In both cases, minimally invasive access strategies were combined with bioactive calcium silicate-based materials and a direct composite coronal restoration to preserve pericervical dentin. The use of diamond-coated ultrasonic tips allowed precise removal of the invagination and refinement of access without unnecessary sacrifice of pericervical dentine, in line with contemporary recommendations for minimally invasive access cavities [21,24]. Direct composite restoration was preferred over indirect full-coverage options because the residual dentine thickness, particularly in the cervical region, was limited, and further tooth reduction would have compromised structural integrity.
In the first case, although non-vital bleaching was planned to address the greyish discoloration, it was deferred because the patient had to travel and preferred to postpone any additional elective procedures. At follow-up, both teeth remained functional, with intact restorations and radiographic evidence of sustained healing.
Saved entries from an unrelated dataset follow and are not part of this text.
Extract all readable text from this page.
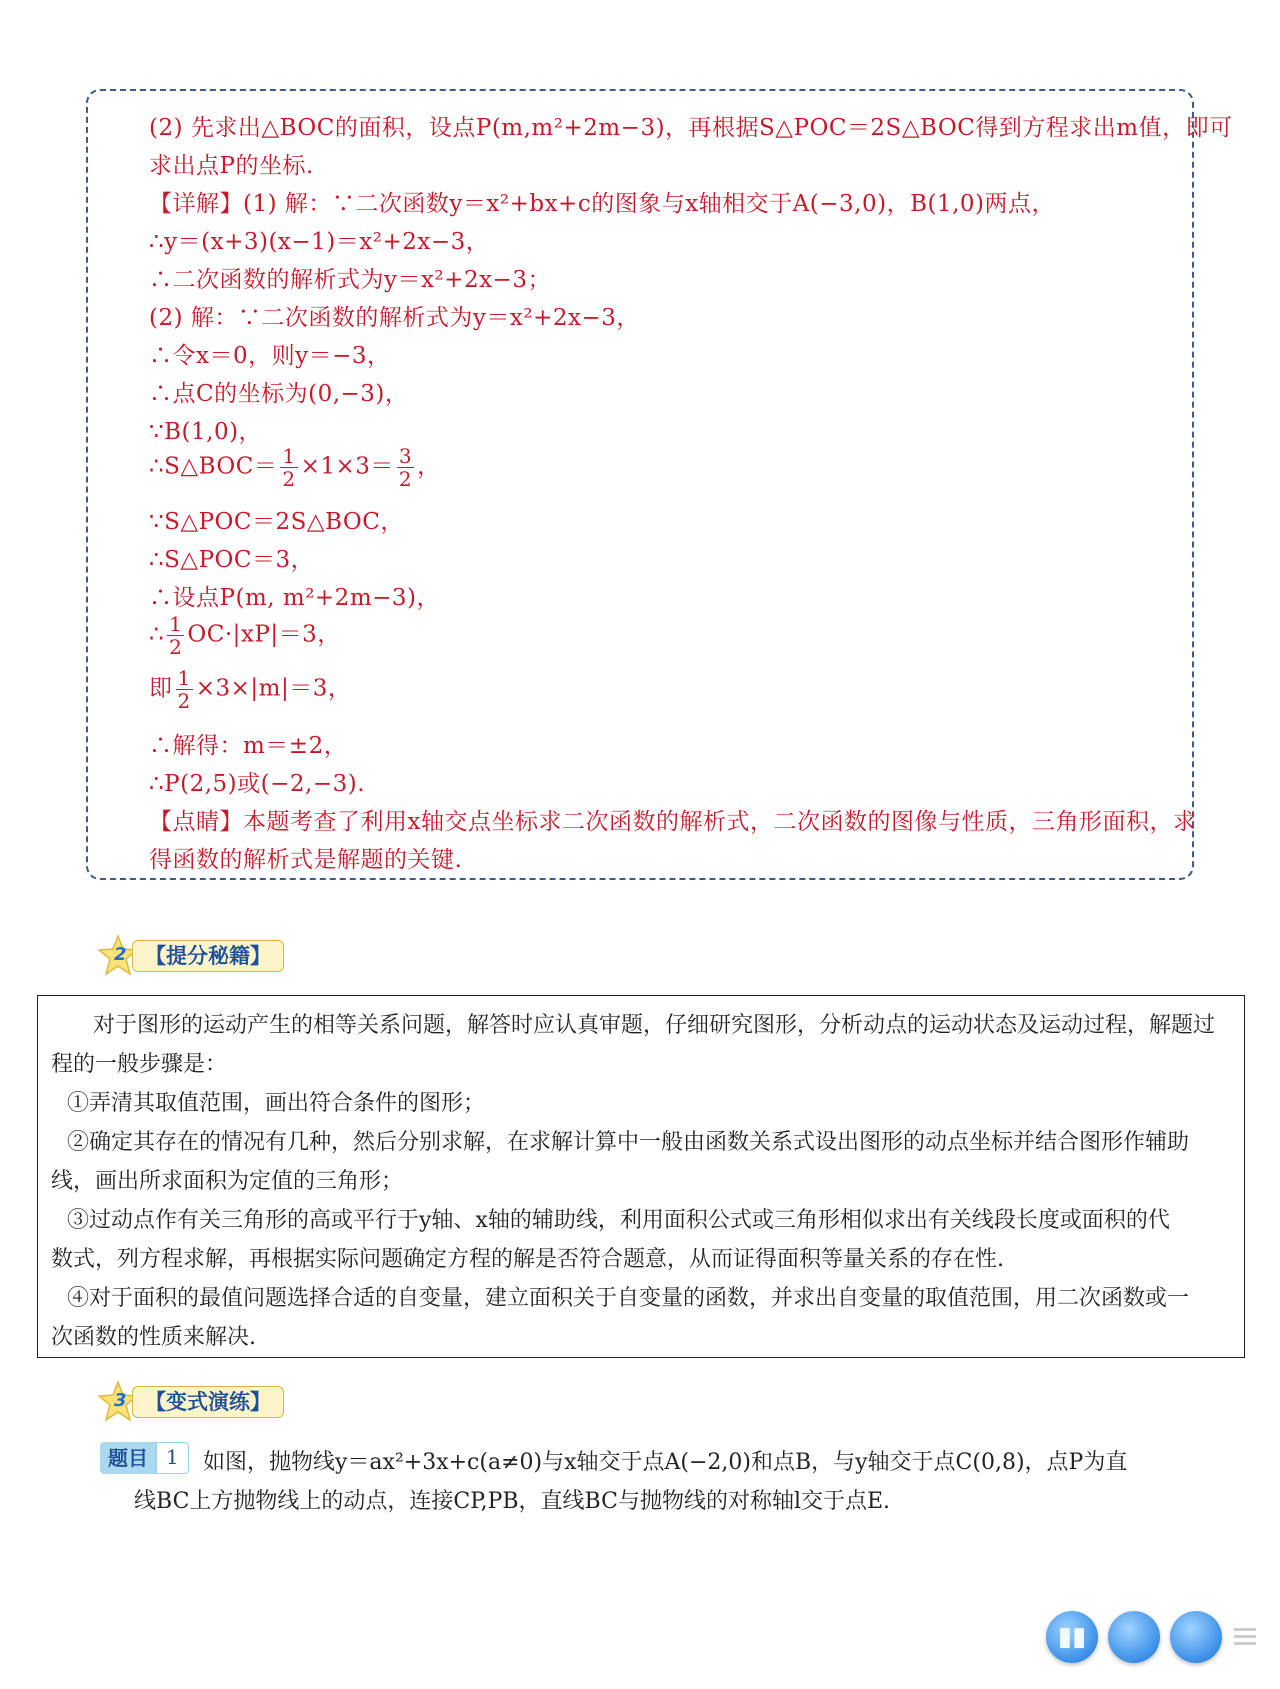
(2) 先求出△BOC的面积，设点P(m,m²+2m−3)，再根据S△POC＝2S△BOC得到方程求出m值，即可
求出点P的坐标.
【详解】(1) 解：∵二次函数y＝x²+bx+c的图象与x轴相交于A(−3,0)，B(1,0)两点，
∴y＝(x+3)(x−1)＝x²+2x−3，
∴二次函数的解析式为y＝x²+2x−3；
(2) 解：∵二次函数的解析式为y＝x²+2x−3，
∴令x＝0，则y＝−3，
∴点C的坐标为(0,−3)，
∵B(1,0)，
∴S△BOC＝ $\frac{1}{2} \times 1\times 3= \frac{3}{2}$ ，
∵S△POC＝2S△BOC，
∴S△POC＝3，
∴设点P(m, m²+2m−3)，
∴ $\frac{1}{2} OC\cdot|xP|=3$，
即 $\frac{1}{2} \times 3\times|m|=3$，
∴解得：m＝±2，
∴P(2,5)或(−2,−3).
【点睛】本题考查了利用x轴交点坐标求二次函数的解析式，二次函数的图像与性质，三角形面积，求
得函数的解析式是解题的关键.
2 【提分秘籍】
对于图形的运动产生的相等关系问题，解答时应认真审题，仔细研究图形，分析动点的运动状态及运动过程，解题过
程的一般步骤是：
①弄清其取值范围，画出符合条件的图形；
②确定其存在的情况有几种，然后分别求解，在求解计算中一般由函数关系式设出图形的动点坐标并结合图形作辅助
线，画出所求面积为定值的三角形；
③过动点作有关三角形的高或平行于y轴、x轴的辅助线，利用面积公式或三角形相似求出有关线段长度或面积的代
数式，列方程求解，再根据实际问题确定方程的解是否符合题意，从而证得面积等量关系的存在性.
④对于面积的最值问题选择合适的自变量，建立面积关于自变量的函数，并求出自变量的取值范围，用二次函数或一
次函数的性质来解决.
3 【变式演练】
题目 1	如图，抛物线y＝ax²+3x+c(a≠0)与x轴交于点A(−2,0)和点B，与y轴交于点C(0,8)，点P为直
线BC上方抛物线上的动点，连接CP,PB，直线BC与抛物线的对称轴l交于点E.
▮▮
Taken together, these cases reinforce three key messages for clinical practice: clinicians should maintain a high index of suspicion for DI in maxillary lateral incisors with unexplained or recurrent periapical disease; CBCT should be strongly considered when complex anatomy or extensive lesions are suspected; and contemporary calcium silicate-based materials, used within a systematic disinfection protocol, can enable reliable healing outcomes in challenging DI presentations historically considered candidates for surgical intervention or extraction.
Conclusions
The present case series demonstrates that a conservative, CBCT-guided assessment combined with bioceramic materials can successfully manage anatomically challenging dens in dente without the need for surgical intervention. Despite a coronal perforation in one case and an open apex with an extensive through-and-through periapical lesion in the other, both teeth remained asymptomatic, with radiographic evidence of progressive bone healing and functional stability during follow-up. Additionally, the use of instruments such as ultrasonics in conjunction with bioceramic materials helps minimize tooth structure loss and maintain the biological and mechanical integrity of the endodontically treated tooth. And hence, such complex treatment could be feasible nonsurgically with a favorable outcome. These findings underscore the importance of accurate 3D diagnosis, meticulous disinfection, and the biological advantages of modern bioactive materials in achieving long-term success. Further well-controlled clinical studies with larger sample sizes and longer follow-up are necessary to optimize treatment protocols and validate outcomes in broader clinical scenarios.